At 60, Lansman has been active on the left of the Labour Party for most of his life, supporting Tony Benn's bid for the deputy leadership in the early 1980s and later working for Michael Meacher. Tony Blair and Peter Mandelson put Labour's parliamentary left in a "sealed tomb" where it remained until Corbyn broke out of it in his startling leadership victory in 2015.
“For the young Corbyn’s ideas were new, it was like a breath of fresh air. They realised that austerity is a choice and not a necessity,” Lansman says.
“The enthusiasm has taken people to amazing places, to places where we had never won before. Our hundreds of thousands of new members talk to people over their garden fences and to people in their workplaces. Hope is a great energiser.”
Lansman says he is in the fortunate position of having no personal ambition, although he sought a parliamentary seat during the 1990s, abandoning his bid when his wife was diagnosed with breast cancer. She died, leaving him to raise their young children alone.
“When things like that happen, your perspective on life changes.”
Inner circle
The first two years of Corbyn's leadership were marked by a sustained campaign against him by centrist Labour MPs, culminating in the resignation of most of his front bench and an unsuccessful leadership challenge from Owen Smith. Last year's election saw Labour confounding the polls and the expectations even of Corbyn's inner circle to increase its vote share and rob Theresa May of her parliamentary majority.
Corbyn and his allies now control all the party’s major decision-making bodies, and Lansman believes the argument about Labour’s future direction has been settled and the threat of a centrist breakaway is overstated.
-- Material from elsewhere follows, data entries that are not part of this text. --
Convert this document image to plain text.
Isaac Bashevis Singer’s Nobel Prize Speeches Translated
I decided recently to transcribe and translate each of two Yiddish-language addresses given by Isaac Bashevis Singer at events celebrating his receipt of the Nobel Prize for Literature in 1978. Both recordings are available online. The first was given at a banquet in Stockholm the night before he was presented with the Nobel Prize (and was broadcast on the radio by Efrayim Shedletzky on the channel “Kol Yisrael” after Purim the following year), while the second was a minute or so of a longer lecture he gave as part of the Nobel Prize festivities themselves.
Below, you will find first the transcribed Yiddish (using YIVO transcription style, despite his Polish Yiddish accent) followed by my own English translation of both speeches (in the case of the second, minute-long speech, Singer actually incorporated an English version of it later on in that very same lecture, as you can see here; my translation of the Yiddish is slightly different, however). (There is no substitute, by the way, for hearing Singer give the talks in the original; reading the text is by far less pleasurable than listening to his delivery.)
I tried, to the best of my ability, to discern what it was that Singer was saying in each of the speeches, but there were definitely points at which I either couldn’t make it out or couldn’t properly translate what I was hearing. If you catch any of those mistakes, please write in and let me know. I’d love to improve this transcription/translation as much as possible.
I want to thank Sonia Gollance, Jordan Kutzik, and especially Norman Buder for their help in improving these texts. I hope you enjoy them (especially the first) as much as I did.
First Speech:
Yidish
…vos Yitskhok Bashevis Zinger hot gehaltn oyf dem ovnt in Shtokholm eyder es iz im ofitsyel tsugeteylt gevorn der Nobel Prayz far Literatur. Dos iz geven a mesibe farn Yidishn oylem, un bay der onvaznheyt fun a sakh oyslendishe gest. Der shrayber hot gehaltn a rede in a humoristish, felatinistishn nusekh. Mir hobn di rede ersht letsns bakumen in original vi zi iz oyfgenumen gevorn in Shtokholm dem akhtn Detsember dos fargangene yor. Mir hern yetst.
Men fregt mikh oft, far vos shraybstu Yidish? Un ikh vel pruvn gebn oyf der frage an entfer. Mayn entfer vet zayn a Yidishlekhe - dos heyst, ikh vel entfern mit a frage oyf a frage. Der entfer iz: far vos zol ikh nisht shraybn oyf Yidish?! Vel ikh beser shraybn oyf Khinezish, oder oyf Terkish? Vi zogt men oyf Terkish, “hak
“There is no political space for a centrist party. The result of the last election was that we are back to a two-party system in England and Wales. There is now a clear choice between two very different parties, Labour and the Tories. Policies that aim to transform society can win,” he says.
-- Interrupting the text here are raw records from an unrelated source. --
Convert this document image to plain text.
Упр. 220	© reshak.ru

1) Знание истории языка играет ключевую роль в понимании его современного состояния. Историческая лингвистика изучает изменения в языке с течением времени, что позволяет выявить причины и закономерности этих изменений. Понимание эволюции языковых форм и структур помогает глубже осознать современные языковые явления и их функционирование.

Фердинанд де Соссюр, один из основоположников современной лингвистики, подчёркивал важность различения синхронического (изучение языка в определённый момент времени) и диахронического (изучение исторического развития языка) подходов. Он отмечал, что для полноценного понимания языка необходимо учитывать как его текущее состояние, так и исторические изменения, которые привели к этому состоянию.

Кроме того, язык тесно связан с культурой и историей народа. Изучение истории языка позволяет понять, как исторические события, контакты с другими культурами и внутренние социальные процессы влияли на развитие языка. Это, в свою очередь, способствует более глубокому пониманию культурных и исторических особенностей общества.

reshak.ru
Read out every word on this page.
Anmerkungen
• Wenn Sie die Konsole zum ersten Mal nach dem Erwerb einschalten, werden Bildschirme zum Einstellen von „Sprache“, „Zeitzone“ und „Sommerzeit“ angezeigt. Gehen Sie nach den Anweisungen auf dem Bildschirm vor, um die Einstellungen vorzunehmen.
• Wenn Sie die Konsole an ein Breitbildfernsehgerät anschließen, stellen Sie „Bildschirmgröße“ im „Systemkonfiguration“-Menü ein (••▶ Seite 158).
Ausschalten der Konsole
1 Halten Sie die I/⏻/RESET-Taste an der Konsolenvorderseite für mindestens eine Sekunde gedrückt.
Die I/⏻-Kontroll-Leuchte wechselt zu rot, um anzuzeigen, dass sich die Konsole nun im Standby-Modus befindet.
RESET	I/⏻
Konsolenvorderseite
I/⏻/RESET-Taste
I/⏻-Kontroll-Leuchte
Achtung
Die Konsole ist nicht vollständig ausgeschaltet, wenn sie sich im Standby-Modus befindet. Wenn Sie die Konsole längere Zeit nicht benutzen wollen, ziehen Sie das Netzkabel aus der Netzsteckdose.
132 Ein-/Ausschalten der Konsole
"But look at failure of social democratic parties across Europe – the Third Way doesn't do well anymore. We have to go from a low-skilled, low-paid economy to high-skilled, high-paid one. The middle classes feel that their children will do worse than them. For a long time, people paraded the market as if the market solves all the problems of society but the market didn't deliver for people in Europe and North America. "
Middle-class trap
Lansman believes one reason Corbyn’s message has resonated so widely in Britain is that the middle classes are now feeling the impact of austerity as they watch their children leave university laden with debt but with scant prospect of earning a decent wage. As more middle-class people are caught in a trap of low wages and unaffordable housing, they are experiencing downward social mobility.
“Voting patterns by social classes are shifting. We see now people with two or three degrees who are paid little more than the minimum wage,” he says. “My era was dominated by upward social mobility. But in the UK we have got to the end of that period. That has caused colossal insecurity.”
Corbyn’s personal poll ratings have fallen sharply in recent months as he has faced criticism for his inadequate response to anti-Semitism within the Labour Party. Some of Corbyn’s supporters initially dismissed the reports of prejudice and abuse experienced by Jewish Labour party members as attempts to undermine the leader but Lansman was among the first to call for decisive action.
"I am Jewish and I have experienced anti-Semitism, including from Labour Party members on my own Facebook feed," he says.
“I don’t think you can stop prejudice completely. We have courses to make people aware of prejudice. It needs to be the same with anti-Semitism.”